Karşılaştırma çalışmalarından maksat inançların, kültürlerin ve değerlerin çarpışması değil, genel anlamda anlayışların edebî eserdeki işleniş biçimleri ve izlerinin tespitidir. Hüküm vermekten çok göstermek, yargılamak yerine niceliğini ve niteliğini ortaya koymaya yardımcı olmaktır. Belirli bir düşünce ve anlayış çerçevesinde diğerini ötekileştirme veya yerli unsurları yok sayma gibi yollara sapmadan edebî anlayış ve yaklaşımları daha doğru anlamak ve tanımak kaygısı ile gerçekleşen bir karşılaştırma daha sağlıklıdır. Metinler arasındaki benzer ve ortak kavram, konu ve anlayışlar ile farklı yaklaşım ve değerlendirmeler bulunup yazar tarafından nasıl işlendiğinin ortaya konulması, öncelikle teorik anlamda hareket noktamızın belirlenmesi ile mümkündür. Teorisiz bir karşılaştırmanın belirsizlik ve karmaşa meydana getireceği açıktır (Rousseau-Pichois, 1994: 15).

Yöntem

Çocuk edebiyatında iki farklı temel görüş vardır. Bunların birincisi, yetişkinlerin gözüyle ve mantığıyla çocuğun edebî eserde yer almasıdır. İkincisi ise çocuğun bakış açısı, istekleri ve iç dünyası ile edebî eserde kendini ifade etmesinin sağlanmasıdır.

İlk görüşte yetişkinlerin çocuklardan istek ve beklentileri önemsenir. Çocuğun daha çok olgun bir birey gibi davranması beklenir. Çocuk hiç hata yapmaz, fedakârdır, yaramazlık nedir bilmez. Sanki büyümüş de küçülmüş gibidir. Büyüklerin gözünde kusursuz, idealize edilmiş örnek bir tiptir.

İkinci görüşteki çocuk ise yetişkinlerin görüp anlamak istemediği üstün özelliklere sahip, yetişkinlerden farklı bir varlıktır. Bu görüşe göre çocuklar, toplumun olumsuz etkilerine yetişkinlere nazaran daha az maruz kaldıklarından masumiyetlerini daha fazla koruyabilmişlerdir. Daha az önyargılıdırlar, içindeki çocuksu duyguları daha yoğundur. Yetişkinler de çocukların bu özelliklerini dikkate almalıdırlar.

İki temel yaklaşımın alt başlıklar altında tekrar irdelenmesi, karşılaştırılan eserlerin daha ayrıntılı incelenmesini sağlayacaktır. Alt başlıklarda karşılaştırılan eserlerin benzer ve ortak yönleri hareket noktası olmalıdır. Benzer ve ortak yönler de kavram, konu ve bakış açısı gibi başlıklar altında incelenebilir.

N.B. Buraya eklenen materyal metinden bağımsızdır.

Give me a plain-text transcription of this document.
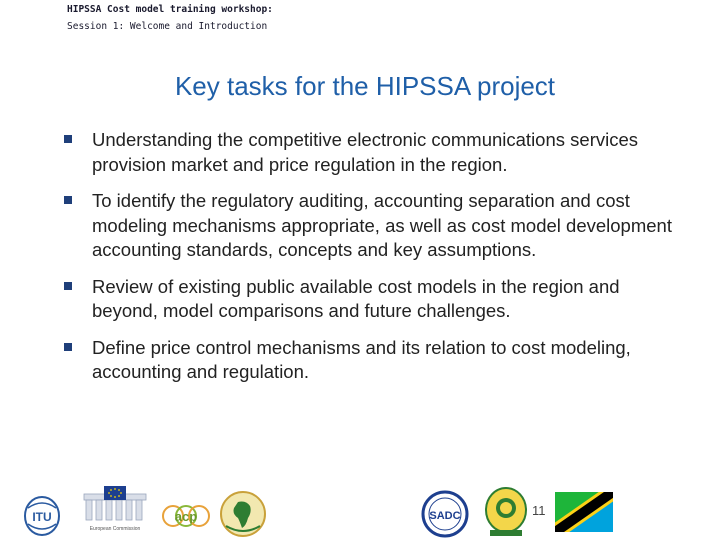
HIPSSA Cost model training workshop:
Session 1: Welcome and Introduction
Key tasks for the HIPSSA project
Understanding the competitive electronic communications services provision market and price regulation in the region.
To identify the regulatory auditing, accounting separation and cost modeling mechanisms appropriate, as well as cost model development accounting standards, concepts and key assumptions.
Review of existing public available cost models in the region and beyond, model comparisons and future challenges.
Define price control mechanisms and its relation to cost modeling, accounting and regulation.
ITU
European Commission
acp	SADC	11
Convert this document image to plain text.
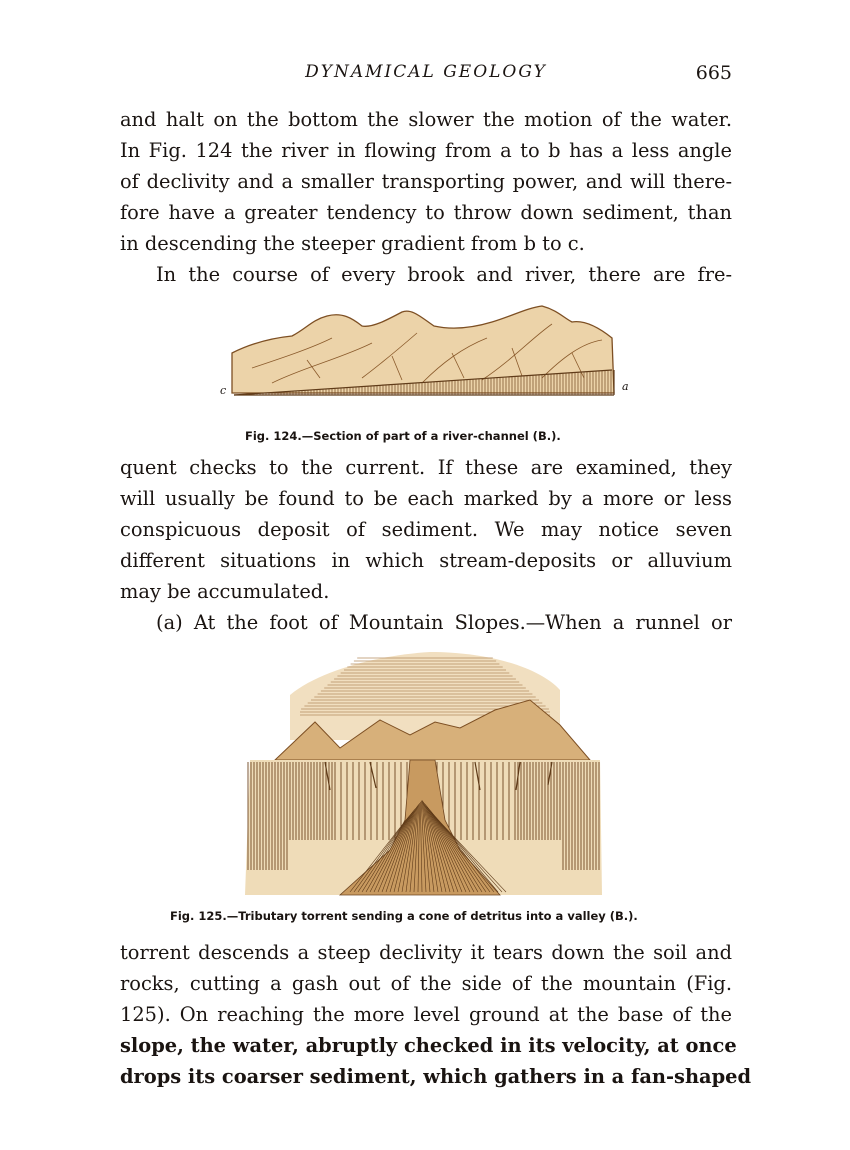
DYNAMICAL GEOLOGY	665
and halt on the bottom the slower the motion of the water.
In Fig. 124 the river in flowing from a to b has a less angle
of declivity and a smaller transporting power, and will there-
fore have a greater tendency to throw down sediment, than
in descending the steeper gradient from b to c.
In the course of every brook and river, there are fre-
c	a
Fig. 124.—Section of part of a river-channel (B.).
quent checks to the current. If these are examined, they
will usually be found to be each marked by a more or less
conspicuous deposit of sediment. We may notice seven
different situations in which stream-deposits or alluvium
may be accumulated.
(a) At the foot of Mountain Slopes.—When a runnel or
Fig. 125.—Tributary torrent sending a cone of detritus into a valley (B.).
torrent descends a steep declivity it tears down the soil and
rocks, cutting a gash out of the side of the mountain (Fig.
125). On reaching the more level ground at the base of the
slope, the water, abruptly checked in its velocity, at once
drops its coarser sediment, which gathers in a fan-shaped
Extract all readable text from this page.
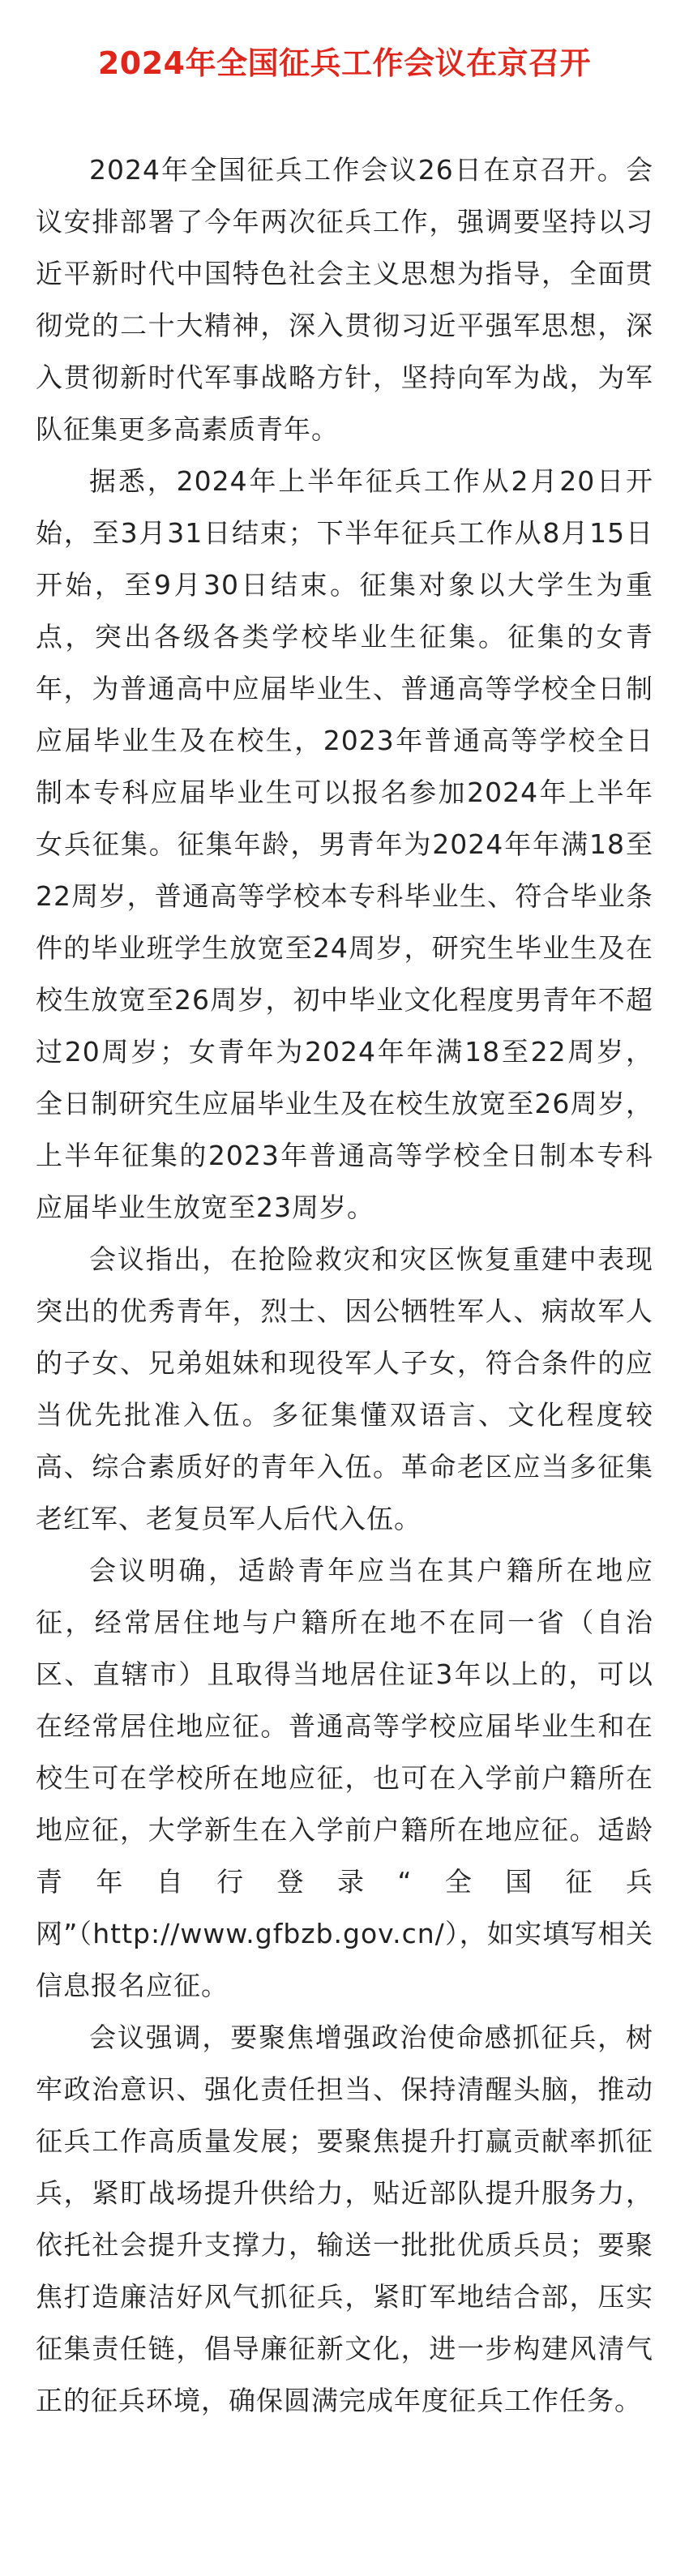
2024年全国征兵工作会议在京召开

2024年全国征兵工作会议26日在京召开。会议安排部署了今年两次征兵工作，强调要坚持以习近平新时代中国特色社会主义思想为指导，全面贯彻党的二十大精神，深入贯彻习近平强军思想，深入贯彻新时代军事战略方针，坚持向军为战，为军队征集更多高素质青年。

据悉，2024年上半年征兵工作从2月20日开始，至3月31日结束；下半年征兵工作从8月15日开始，至9月30日结束。征集对象以大学生为重点，突出各级各类学校毕业生征集。征集的女青年，为普通高中应届毕业生、普通高等学校全日制应届毕业生及在校生，2023年普通高等学校全日制本专科应届毕业生可以报名参加2024年上半年女兵征集。征集年龄，男青年为2024年年满18至22周岁，普通高等学校本专科毕业生、符合毕业条件的毕业班学生放宽至24周岁，研究生毕业生及在校生放宽至26周岁，初中毕业文化程度男青年不超过20周岁；女青年为2024年年满18至22周岁，全日制研究生应届毕业生及在校生放宽至26周岁，上半年征集的2023年普通高等学校全日制本专科应届毕业生放宽至23周岁。

会议指出，在抢险救灾和灾区恢复重建中表现突出的优秀青年，烈士、因公牺牲军人、病故军人的子女、兄弟姐妹和现役军人子女，符合条件的应当优先批准入伍。多征集懂双语言、文化程度较高、综合素质好的青年入伍。革命老区应当多征集老红军、老复员军人后代入伍。

会议明确，适龄青年应当在其户籍所在地应征，经常居住地与户籍所在地不在同一省（自治区、直辖市）且取得当地居住证3年以上的，可以在经常居住地应征。普通高等学校应届毕业生和在校生可在学校所在地应征，也可在入学前户籍所在地应征，大学新生在入学前户籍所在地应征。适龄青年自行登录“全国征兵网”（http://www.gfbzb.gov.cn/），如实填写相关信息报名应征。

会议强调，要聚焦增强政治使命感抓征兵，树牢政治意识、强化责任担当、保持清醒头脑，推动征兵工作高质量发展；要聚焦提升打赢贡献率抓征兵，紧盯战场提升供给力，贴近部队提升服务力，依托社会提升支撑力，输送一批批优质兵员；要聚焦打造廉洁好风气抓征兵，紧盯军地结合部，压实征集责任链，倡导廉征新文化，进一步构建风清气正的征兵环境，确保圆满完成年度征兵工作任务。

Cahit Uçuk’un Gümüş Kanat isimli romanı ile Susanna Tamaro’nun Tobia ve Melek isimli romanı bazı benzer ve ortak yönleri ile dikkat çekmektedir. İki farklı kültürün ürünü olarak iki eserin farklı anlayışlarla ortaya çıkmasına rağmen birçok benzer ve ortak yönlerinin bulunması ve de

(4)

eserlerin kendi edebî anlayışlarıyla şekillenmeleri karşılaştırmaya değer olmalıdır.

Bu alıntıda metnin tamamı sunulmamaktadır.